The CsA group showed decreased serum calcium and increased fractional urinary calcium excretion compared with the control group. Creatinine clearance was also significantly reduced. Metabolic alkalosis alone did not affect GFR, but significantly prevented an increase in fractional urinary calcium excretion induced by CsA, whereas chronic metabolic acidosis resulted in the exact opposite effect.
It is essential for nephrologists to fully understand the mechanisms of CsA-induced renal injury. In this study, metabolic alkalosis reduced CsA-induced hypercalciuria. Further studies are needed to elucidate whether this effect may be achieved pharmacologically by the expression of Ca(2+) transport proteins.

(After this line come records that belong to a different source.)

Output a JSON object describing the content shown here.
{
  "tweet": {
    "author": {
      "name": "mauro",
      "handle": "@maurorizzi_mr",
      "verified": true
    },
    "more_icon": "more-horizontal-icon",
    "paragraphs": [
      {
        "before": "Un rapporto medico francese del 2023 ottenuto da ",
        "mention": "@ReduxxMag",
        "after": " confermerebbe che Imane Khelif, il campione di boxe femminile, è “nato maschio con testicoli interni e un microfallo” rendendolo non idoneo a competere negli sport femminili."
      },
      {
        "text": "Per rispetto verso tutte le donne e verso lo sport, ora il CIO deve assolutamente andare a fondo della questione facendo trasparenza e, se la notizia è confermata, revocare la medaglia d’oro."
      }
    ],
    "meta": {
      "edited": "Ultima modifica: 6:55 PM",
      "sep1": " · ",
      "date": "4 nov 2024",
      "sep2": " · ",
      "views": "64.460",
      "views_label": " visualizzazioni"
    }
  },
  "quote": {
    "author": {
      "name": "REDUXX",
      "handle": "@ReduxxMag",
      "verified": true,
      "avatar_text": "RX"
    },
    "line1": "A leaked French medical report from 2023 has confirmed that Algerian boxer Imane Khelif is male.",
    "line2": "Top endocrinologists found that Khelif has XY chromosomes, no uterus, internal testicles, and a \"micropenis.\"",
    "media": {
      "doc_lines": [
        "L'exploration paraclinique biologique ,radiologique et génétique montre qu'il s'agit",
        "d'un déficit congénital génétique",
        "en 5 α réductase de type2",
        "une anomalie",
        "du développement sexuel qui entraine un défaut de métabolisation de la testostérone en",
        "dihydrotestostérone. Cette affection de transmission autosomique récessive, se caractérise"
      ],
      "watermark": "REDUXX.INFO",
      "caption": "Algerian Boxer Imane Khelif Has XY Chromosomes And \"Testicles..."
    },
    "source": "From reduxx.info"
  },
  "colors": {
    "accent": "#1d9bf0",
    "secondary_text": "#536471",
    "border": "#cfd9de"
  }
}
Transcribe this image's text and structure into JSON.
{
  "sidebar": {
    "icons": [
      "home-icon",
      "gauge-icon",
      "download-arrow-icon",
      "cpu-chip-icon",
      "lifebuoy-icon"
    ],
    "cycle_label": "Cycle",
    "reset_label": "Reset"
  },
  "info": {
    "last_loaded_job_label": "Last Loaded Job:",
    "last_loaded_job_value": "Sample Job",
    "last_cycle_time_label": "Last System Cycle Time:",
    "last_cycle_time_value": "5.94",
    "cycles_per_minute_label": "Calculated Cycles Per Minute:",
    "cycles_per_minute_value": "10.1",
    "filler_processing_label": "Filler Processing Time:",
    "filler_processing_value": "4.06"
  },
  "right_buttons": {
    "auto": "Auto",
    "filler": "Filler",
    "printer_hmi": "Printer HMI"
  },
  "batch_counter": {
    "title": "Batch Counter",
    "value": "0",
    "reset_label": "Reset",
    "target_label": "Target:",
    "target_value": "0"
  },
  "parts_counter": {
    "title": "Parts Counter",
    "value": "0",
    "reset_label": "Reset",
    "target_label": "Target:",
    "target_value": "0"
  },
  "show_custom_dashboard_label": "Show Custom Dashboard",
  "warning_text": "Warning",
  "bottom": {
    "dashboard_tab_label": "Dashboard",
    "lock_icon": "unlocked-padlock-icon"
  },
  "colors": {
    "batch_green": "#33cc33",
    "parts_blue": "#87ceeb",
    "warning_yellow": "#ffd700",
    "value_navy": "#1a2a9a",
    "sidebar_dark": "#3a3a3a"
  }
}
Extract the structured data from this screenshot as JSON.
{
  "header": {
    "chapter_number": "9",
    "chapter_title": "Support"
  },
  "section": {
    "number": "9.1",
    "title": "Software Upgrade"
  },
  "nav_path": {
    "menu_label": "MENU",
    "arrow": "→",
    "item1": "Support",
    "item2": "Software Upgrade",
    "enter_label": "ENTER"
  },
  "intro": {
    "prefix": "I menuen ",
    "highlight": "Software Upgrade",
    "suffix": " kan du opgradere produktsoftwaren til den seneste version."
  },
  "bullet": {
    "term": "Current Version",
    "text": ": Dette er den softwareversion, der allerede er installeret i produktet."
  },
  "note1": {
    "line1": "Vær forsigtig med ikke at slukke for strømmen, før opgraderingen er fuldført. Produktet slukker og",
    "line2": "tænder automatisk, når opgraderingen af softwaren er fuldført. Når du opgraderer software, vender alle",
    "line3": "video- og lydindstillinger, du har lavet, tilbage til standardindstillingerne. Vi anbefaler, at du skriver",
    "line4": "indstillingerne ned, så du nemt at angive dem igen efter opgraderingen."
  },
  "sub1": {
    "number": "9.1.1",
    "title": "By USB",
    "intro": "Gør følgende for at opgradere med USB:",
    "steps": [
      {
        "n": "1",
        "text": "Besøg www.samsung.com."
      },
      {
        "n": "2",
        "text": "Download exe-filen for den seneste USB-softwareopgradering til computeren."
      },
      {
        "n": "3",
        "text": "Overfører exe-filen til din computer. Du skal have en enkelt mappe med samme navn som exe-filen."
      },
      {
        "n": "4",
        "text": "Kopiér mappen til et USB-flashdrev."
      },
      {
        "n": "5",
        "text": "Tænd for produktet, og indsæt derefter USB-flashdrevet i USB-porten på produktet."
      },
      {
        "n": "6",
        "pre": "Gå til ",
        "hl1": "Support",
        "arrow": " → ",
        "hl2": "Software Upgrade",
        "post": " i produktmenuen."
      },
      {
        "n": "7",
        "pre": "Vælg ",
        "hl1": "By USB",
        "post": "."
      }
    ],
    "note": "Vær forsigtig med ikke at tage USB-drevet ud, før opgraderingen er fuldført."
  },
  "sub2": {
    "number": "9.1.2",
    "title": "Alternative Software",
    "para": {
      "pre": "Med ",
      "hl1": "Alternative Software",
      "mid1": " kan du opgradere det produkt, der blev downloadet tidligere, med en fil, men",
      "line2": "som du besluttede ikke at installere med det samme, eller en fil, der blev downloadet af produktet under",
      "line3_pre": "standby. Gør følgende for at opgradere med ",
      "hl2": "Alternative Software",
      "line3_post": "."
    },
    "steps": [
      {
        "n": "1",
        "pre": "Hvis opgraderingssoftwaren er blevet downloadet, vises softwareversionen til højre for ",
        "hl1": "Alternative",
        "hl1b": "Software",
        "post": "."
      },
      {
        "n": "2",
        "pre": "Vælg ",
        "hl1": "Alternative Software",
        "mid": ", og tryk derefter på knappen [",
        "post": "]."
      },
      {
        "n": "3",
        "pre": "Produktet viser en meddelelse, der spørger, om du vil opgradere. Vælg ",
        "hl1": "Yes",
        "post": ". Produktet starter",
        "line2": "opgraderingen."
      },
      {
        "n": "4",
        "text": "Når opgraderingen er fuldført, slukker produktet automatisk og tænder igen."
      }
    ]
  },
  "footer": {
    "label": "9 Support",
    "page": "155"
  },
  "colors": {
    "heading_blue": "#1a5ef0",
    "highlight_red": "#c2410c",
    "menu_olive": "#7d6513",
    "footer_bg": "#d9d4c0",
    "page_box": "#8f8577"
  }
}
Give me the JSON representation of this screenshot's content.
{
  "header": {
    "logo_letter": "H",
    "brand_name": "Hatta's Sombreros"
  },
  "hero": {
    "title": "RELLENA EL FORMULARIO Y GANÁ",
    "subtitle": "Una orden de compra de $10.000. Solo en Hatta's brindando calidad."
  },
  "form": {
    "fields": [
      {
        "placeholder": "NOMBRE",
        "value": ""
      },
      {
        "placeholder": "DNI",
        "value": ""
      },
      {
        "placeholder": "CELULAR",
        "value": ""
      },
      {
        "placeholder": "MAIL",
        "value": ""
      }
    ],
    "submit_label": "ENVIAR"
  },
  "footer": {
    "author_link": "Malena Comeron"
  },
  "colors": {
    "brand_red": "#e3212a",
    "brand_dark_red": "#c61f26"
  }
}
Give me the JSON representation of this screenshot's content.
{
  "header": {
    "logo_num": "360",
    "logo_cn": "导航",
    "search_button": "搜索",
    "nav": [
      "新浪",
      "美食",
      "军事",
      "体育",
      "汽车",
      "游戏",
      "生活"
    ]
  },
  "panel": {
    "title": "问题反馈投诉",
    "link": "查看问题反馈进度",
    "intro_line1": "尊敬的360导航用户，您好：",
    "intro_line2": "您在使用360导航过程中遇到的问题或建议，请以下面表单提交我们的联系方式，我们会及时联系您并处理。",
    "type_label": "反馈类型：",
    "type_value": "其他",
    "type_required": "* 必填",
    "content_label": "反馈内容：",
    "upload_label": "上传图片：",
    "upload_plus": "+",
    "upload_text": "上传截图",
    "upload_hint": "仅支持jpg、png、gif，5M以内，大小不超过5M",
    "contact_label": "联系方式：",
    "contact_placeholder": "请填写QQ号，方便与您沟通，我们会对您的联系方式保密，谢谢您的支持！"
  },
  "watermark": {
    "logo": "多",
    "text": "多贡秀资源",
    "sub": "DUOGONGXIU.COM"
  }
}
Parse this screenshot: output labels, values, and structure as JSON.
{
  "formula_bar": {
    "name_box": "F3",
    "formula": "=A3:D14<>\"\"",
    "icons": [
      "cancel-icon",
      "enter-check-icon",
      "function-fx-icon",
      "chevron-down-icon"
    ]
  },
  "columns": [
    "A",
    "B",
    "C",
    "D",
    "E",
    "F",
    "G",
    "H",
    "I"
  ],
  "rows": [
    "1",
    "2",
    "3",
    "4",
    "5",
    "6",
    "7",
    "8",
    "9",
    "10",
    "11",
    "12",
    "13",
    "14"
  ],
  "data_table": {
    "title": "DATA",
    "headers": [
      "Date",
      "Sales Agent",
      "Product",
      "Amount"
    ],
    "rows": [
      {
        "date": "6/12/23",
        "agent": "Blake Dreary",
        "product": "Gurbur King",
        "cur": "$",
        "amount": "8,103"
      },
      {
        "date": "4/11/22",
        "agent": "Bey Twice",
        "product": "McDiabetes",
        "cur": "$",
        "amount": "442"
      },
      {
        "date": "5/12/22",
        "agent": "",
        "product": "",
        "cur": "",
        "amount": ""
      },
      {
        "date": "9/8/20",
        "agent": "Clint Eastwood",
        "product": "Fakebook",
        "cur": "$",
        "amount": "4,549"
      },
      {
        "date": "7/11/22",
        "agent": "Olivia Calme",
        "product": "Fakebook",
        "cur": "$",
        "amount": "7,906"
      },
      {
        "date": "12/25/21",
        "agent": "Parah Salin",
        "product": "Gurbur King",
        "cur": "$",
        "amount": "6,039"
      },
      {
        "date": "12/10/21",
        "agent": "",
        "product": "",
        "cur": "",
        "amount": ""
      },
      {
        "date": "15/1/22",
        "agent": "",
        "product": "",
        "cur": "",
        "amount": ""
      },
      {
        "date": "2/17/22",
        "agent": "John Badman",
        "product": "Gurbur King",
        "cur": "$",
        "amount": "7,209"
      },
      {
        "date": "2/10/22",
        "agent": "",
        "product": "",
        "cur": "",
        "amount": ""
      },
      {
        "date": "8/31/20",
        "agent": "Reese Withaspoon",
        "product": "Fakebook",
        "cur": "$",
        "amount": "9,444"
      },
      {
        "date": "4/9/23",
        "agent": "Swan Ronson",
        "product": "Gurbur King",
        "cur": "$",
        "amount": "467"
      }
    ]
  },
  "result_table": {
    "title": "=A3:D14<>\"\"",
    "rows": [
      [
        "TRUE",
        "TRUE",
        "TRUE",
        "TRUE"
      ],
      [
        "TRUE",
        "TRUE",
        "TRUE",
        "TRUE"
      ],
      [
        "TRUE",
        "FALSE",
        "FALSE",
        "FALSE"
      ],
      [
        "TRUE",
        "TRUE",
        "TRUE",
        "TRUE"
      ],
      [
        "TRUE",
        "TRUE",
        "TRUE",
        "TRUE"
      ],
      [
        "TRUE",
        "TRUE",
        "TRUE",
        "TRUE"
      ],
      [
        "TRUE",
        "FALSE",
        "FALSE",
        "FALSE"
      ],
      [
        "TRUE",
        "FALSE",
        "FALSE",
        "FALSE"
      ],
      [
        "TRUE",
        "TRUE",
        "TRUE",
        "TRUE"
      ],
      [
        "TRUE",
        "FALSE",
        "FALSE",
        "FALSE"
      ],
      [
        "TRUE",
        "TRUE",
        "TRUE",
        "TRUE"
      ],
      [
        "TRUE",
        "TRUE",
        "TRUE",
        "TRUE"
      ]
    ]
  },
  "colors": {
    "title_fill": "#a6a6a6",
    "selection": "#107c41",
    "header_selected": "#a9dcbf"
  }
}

环孢素(CsA)可导致肾小管功能障碍,其特征为多尿、钙流失、远端肾小管酸中毒和高钾血症。CsA给药诱导的高钙尿症与钙结合蛋白D(28k)表达受抑制有关。研究还表明,慢性代谢性碱中毒可增加Ca(2+)转运蛋白的表达,同时尿Ca(2+)排泄减少。因此,本研究的目的是确定酸碱状态对CsA诱导的高钙尿症的影响。
对雄性Sprague-Dawley大鼠进行实验。分别通过在饮用水中添加0.28mol/L NaHCO(3)和0.28mol/L NH(4)Cl 7天来诱导代谢性碱中毒和酸中毒;对照大鼠饮用普通自来水。给予NaHCO(3)或NH(4)Cl 7天后,大鼠每天腹腔注射CsA(25mg/kg),持续14天。为了估计不同时间的肾小球滤过率(GFR),将动物置于代谢笼中。通过标准公式测定尿钙排泄分数。
与对照组相比,CsA组血清钙降低,尿钙排泄分数增加。肌酐清除率也显著降低。单独的代谢性碱中毒不影响GFR,但可显著防止CsA诱导的尿钙排泄分数增加,而慢性代谢性酸中毒则产生相反的效果。
肾病学家必须充分了解CsA诱导肾损伤的机制。在本研究中,代谢性碱中毒减少了CsA诱导的高钙尿症。是否可以通过Ca(2+)转运蛋白的表达在药理学上实现这种效果,还需要进一步研究阐明。